Michael Gidewon says he and Alex opened Vision to realize the American dream of immigrants starting with nothing who work until they have their own business. In 2004, they launched the Gidewon Foundation, which raises money for college scholarships and children’s causes. Their June fundraiser at the Fernbank Science Center was attended by Mayor Shirley Franklin and mayoral candidate Kasim Reed.
 
“I always knew they could take it to the next level,” Landau says.
 

On Sept. 8, the Gidewons continued the quest to open their Peachtree Street clubs. They went before Midtown’s Design Review Committee, which must confirm that the clubs’ exterior design elements — windows, doors, parking areas, etc. — meet the SPI guidelines before they can open for business.
 
“All it takes to meet the requirements are time and money,” says DRC member Penelope Cheroff. “If what they want to do is legal, I can’t imagine there’s anything anyone can do to stop them.”
 
The only other remaining hurdle is obtaining a liquor license, a process that has tripped up numerous other clubs.
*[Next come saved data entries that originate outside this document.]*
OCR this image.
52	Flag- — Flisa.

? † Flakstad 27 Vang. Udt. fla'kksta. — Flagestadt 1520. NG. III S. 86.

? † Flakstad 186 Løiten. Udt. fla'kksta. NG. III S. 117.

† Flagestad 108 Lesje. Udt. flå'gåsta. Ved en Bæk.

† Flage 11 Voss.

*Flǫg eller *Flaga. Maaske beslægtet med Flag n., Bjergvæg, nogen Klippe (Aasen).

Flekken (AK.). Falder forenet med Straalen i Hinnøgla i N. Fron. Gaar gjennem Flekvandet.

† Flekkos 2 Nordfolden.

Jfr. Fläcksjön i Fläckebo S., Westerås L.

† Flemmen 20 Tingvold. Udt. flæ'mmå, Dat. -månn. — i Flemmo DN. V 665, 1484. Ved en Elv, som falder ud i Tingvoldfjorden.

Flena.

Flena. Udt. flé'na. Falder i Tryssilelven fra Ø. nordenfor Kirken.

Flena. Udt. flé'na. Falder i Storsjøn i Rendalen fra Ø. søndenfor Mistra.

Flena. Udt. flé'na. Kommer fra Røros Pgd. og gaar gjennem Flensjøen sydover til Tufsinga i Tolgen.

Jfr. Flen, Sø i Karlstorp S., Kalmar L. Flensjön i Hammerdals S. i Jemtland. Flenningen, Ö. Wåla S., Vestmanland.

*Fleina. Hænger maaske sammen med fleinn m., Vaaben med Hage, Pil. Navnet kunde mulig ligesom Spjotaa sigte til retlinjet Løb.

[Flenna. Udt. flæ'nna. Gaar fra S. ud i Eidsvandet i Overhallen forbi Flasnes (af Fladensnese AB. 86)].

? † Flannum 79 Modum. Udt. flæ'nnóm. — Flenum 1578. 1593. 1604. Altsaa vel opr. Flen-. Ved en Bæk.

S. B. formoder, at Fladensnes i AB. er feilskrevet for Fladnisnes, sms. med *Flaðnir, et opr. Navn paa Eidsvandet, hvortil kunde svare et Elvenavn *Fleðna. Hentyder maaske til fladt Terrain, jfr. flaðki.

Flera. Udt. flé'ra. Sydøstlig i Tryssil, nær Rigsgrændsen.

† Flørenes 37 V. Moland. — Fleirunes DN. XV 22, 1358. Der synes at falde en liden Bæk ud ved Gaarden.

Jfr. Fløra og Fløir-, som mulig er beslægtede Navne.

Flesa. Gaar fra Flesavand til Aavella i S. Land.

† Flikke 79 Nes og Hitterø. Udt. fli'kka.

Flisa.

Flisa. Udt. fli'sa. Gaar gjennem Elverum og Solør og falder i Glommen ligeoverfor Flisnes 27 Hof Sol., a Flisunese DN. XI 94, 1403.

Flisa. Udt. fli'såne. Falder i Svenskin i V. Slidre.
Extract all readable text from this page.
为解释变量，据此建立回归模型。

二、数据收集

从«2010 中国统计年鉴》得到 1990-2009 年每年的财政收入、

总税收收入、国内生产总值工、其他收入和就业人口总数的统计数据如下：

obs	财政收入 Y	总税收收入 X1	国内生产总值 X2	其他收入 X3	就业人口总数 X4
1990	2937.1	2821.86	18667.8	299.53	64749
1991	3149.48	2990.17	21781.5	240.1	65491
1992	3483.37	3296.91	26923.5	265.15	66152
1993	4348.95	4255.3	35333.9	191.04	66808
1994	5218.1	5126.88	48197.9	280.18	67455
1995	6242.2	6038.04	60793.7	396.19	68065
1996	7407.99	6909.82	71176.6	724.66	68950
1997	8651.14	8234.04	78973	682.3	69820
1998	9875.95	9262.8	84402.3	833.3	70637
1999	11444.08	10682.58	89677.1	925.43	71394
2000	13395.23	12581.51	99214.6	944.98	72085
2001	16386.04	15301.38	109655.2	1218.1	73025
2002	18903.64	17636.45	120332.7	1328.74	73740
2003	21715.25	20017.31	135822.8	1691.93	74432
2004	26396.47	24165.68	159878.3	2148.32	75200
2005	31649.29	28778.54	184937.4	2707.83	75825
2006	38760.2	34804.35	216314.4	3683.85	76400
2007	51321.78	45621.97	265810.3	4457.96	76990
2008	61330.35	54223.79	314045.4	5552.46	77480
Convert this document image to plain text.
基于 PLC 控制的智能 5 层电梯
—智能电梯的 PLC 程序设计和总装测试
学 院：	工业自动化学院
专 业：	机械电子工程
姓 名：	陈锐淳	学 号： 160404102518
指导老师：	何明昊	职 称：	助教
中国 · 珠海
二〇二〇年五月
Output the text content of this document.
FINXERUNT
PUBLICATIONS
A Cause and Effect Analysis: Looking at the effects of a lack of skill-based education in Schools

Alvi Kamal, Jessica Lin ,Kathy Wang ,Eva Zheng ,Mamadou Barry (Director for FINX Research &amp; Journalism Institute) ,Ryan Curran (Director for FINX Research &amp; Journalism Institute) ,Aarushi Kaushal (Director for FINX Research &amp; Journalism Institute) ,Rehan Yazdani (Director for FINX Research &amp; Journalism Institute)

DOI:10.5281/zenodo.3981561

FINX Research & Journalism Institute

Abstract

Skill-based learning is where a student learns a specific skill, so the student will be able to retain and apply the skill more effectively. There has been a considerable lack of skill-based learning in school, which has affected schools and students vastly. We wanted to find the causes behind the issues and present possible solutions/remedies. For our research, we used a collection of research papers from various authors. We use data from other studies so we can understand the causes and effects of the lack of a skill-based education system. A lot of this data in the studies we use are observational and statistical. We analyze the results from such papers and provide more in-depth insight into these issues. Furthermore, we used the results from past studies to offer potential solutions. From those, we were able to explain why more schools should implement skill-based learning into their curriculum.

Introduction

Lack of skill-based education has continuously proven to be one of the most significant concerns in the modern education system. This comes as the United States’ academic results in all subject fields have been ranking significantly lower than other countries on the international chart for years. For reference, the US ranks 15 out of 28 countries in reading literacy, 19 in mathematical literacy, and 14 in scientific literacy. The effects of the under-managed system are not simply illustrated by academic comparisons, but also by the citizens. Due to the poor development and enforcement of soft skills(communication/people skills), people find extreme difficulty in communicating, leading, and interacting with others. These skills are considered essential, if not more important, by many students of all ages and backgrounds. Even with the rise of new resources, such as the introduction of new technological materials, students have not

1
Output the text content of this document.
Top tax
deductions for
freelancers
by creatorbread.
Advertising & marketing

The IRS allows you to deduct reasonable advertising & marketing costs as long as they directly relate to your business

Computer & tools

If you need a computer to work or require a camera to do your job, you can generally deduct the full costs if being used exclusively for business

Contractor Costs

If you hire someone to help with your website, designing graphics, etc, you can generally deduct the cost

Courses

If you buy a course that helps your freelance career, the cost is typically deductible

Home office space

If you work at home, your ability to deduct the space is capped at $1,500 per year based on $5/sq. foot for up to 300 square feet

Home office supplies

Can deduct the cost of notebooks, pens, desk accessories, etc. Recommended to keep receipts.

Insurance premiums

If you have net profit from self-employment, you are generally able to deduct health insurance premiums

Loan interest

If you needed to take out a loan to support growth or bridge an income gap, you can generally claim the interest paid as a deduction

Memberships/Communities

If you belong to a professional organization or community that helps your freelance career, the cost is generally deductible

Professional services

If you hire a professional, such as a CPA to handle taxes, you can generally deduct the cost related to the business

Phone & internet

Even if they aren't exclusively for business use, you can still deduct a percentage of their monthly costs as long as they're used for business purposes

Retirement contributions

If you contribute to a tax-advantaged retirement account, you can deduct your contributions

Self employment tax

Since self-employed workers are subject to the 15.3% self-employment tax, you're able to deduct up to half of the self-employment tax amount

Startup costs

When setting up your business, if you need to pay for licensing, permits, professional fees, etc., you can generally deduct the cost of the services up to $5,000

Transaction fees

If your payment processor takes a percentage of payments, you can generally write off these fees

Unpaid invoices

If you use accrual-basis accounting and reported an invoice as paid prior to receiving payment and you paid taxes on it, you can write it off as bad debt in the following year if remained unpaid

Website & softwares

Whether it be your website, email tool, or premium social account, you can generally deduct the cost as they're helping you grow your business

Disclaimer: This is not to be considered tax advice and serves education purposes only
At press time, there was no appearance scheduled yet before the city’s independent License Review Board — which makes recommendations to Franklin that she nearly always follows — but it’s shaping up to be the battle royale.
 
In theory, the LRB isn’t supposed to recommend denial without a strong reason, such as a flawed application or an applicant’s criminal record, but the board can also consider community sentiment and police testimony about violence or drug use associated with a club or owner. Denby says she hopes the LRB will be swayed by a 2007 shooting at Compound and anecdotes about members of the Black Mafia Family drug cartel hanging out at Vision.
 
For his part, Michael Gidewon calls the Compound shooting “an isolated incident” and promises heightened security at his new clubs, with metal detectors and 10 off-duty cops. As for BMF, he says they were treated like any other VIP customers and didn’t cause a disturbance at the club.
 
Councilwoman Anne Fauver, who represents Midtown, also says she plans to speak against the clubs at the LRB hearing, but she concedes that the board isn’t likely to vote thumbs down on the application unless it can be shown that “there was significant criminal activity at their other clubs to suggest they wouldn’t be good stewards of a license.”
 
If things go the Gidewons’ way, they could be open as soon at Halloween or mid-November, Michael says, adding that a renovated Compound should reopen early next year.
 
“In the nightclub business, you’ve got reinvent yourself every three years,” he says. “We’re trying to set the bar even higher.”